The Straitline levers are very solid, being milled out of a chunk of aluminium – and quite a thick chunk of it too. They are anodised in a wide range of colours (I’d personally prefer a different colour to the gold), and laser-etched with three rows of grip enhancing dimples milled into the surface where your fingers come into contact with the lever.
The shape also gives the option of either one finger braking using the farthest end of the lever – which has a pronounced lip at the end to stop fingers sliding off, or you could brake using two fingers since the contact surface features two clear detentes for your fingers. It’s all down to personal preference, with mine being to move the levers slightly inboard and use just one finger if I can.

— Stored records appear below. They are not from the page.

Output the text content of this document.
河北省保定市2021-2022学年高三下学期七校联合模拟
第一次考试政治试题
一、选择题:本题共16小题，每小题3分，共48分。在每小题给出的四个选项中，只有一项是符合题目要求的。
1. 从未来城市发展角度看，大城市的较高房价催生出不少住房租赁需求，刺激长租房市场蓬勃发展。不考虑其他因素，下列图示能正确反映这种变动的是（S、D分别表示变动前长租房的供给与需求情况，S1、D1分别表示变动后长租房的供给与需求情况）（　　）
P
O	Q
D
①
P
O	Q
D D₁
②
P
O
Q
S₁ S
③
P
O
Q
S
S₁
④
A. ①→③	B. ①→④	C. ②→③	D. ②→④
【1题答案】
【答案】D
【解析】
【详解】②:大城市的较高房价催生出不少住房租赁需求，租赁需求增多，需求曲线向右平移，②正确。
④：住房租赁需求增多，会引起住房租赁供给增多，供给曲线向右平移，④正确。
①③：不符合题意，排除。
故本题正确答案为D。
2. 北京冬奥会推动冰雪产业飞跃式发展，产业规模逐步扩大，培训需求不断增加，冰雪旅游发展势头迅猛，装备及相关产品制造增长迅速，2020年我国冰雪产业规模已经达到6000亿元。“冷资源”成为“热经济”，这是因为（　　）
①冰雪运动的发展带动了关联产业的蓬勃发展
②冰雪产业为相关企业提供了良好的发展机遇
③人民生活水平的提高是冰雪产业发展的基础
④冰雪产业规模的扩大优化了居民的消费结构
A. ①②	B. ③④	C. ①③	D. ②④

So the Straitline levers provide a nice size and shape to grip firmly, especially compared to the stock items. What you also get is a step up on performance. With the lever itself being slightly thicker there seems to be far less flex, meaning more of your effort is transferred into the braking system, which in turn means better feel and modulation and greater outright power. Straitline claim less forearm fatigue which makes sense although long brake-dragging descents in the Surrey Hills are few and far between for me to test that out.
All in all, these replacement levers tick the right boxes – better performance, lovely workmanship and the option of several anodised finishes (alas, for my next bike build, lacking only a pale lime green anodised option). This might move me toward the rather sumptious orange instead… but you’ll have to wait and see. And yes I’ve noted they do pastel pink!
The only downside, and the reason for the lower star rating here, is the price, which will easily set you back some £60 for a pair of replacement levers. This is not inconsiderable when you think most people never even think to replace their levers. There are clear benefits from the Straitline levers, and they can be had for less by looking around, but they are certainly at the top end of the market.
But if you want a really personalised ride with upgrades that both improve performance and look great, who cares about all that?